Finitely generated modules in exact sequence

Question

For $A$-modules and homomorphisms $0\to M'\stackrel{u}{\to}M\stackrel{v}{\to}M''\to 0$ is exact. Prove if $M'$ and $M''$ are fintely generated then $M$ is finitely generated.

Answer 1

Suppose $M'$ is generated by $x_1,\dots,x_n$ and $M''$ is generated by $z_1,\dots,z_m$. Let $v(y_i) = z_i$ for $i = 1,\dots,m$. Let $x \in M$. Then there exist $b_1,\dots,b_m \in A$ such that $v(x) = b_1z_1 + \cdots + b_mz_m$. Then $v(x) = v(b_1y_1 + \cdots + b_my_m)$. Hence $x - (b_1y_1 + \cdots + b_my_m) \in \operatorname{Ker}v$. Since $\operatorname{Ker}v = \operatorname{Im}u$, there exist $a_1,\dots,a_n \in A$ such that $x - (b_1y_1 + \cdots + b_my_m) = a_1u(x_1) + \cdots + a_nu(x_n)$. Hence $M$ is generated by $u(x_1),\dots,u(x_n), y_1,\dots,y_m$.

Answer 2

$\require{begingroup} \begingroup$ $\def\coker{\operatorname{Coker}}$

Since $M',M''$ are finitely generated, we can pick surjections $s_{M'}:R^m\to M'$ and $s_{M''}:R^n\to M''$. Now consider the following commutative diagram:

$\require{AMScd}$ \begin{CD} 0 @>>>R^m @>>> R^m\oplus R^n @>>> R^n@>>>0 \\ @. @VV{s_{M'}}V @. @VV{s_{M''}}V\\ 0 @>>>M' @>{u}>>M @>{v}>> M'' @>>> 0\\ \end{CD}

where the vertical arrows are the surjections. Then as $M\to M''$ is a surjection and $R^n$ is projective (since free), we get map $w:R^n\to M$ so that the composition $v\circ w$ is the same as the surjection $s_{M''}:R^n\to M''$. We can then define a map from $s_M:R^{m+n}=R^m\oplus R^n\to M$ as follows: send $(x,y)\mapsto (u\circ s_{M'})(x) + w(y)$.

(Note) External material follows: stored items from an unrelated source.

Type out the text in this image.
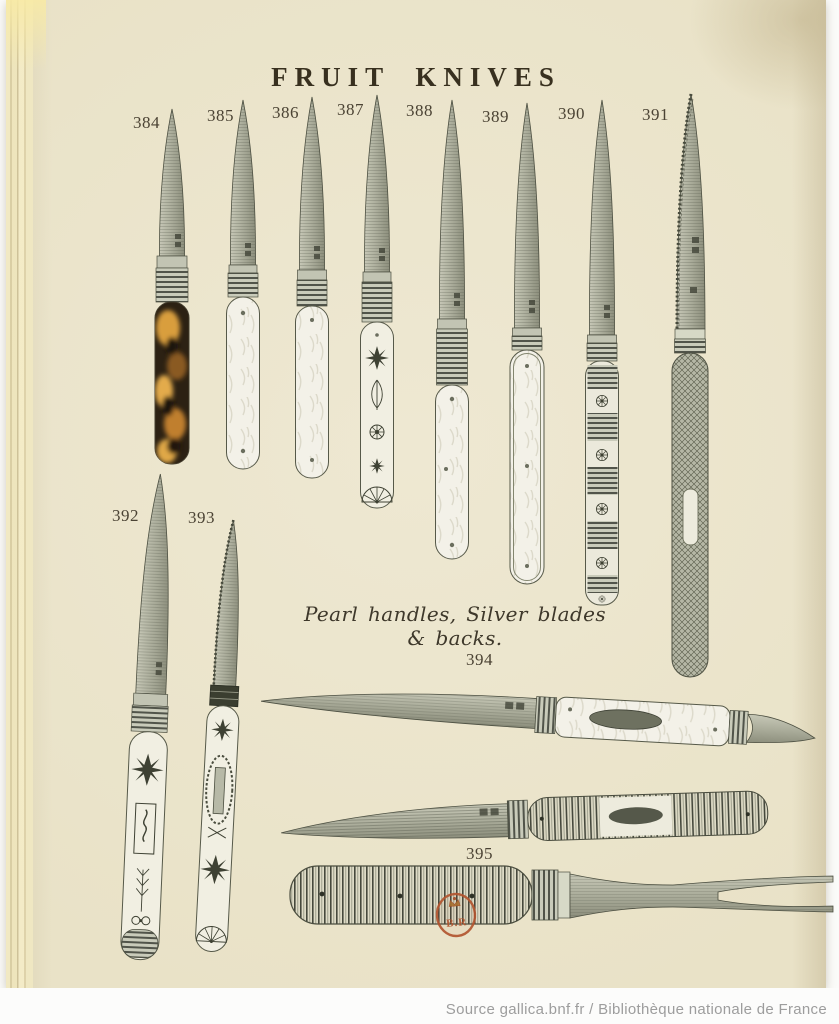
FRUIT KNIVES
384	385 386 387 388	389	390	391
392	393
394
395
Pearl handles, Silver blades & backs.
B.R
Source gallica.bnf.fr / Bibliothèque nationale de France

Now by snake lemma, we have exact sequence $\coker{s_{M'}}\to\coker{s_M}\to\coker{s_{M''}}$. Then $\coker{s_{M'}}, \coker{s_{M''}}$ are trivial by assumption, so is $\coker{s_{M}}$. $\endgroup$

Answer 3

I would consider this as a very special case of the Horseshoe lemma and prove it like that. This is essentially the same prove as in Makoto Kato wrote down, but his is written down more elementary.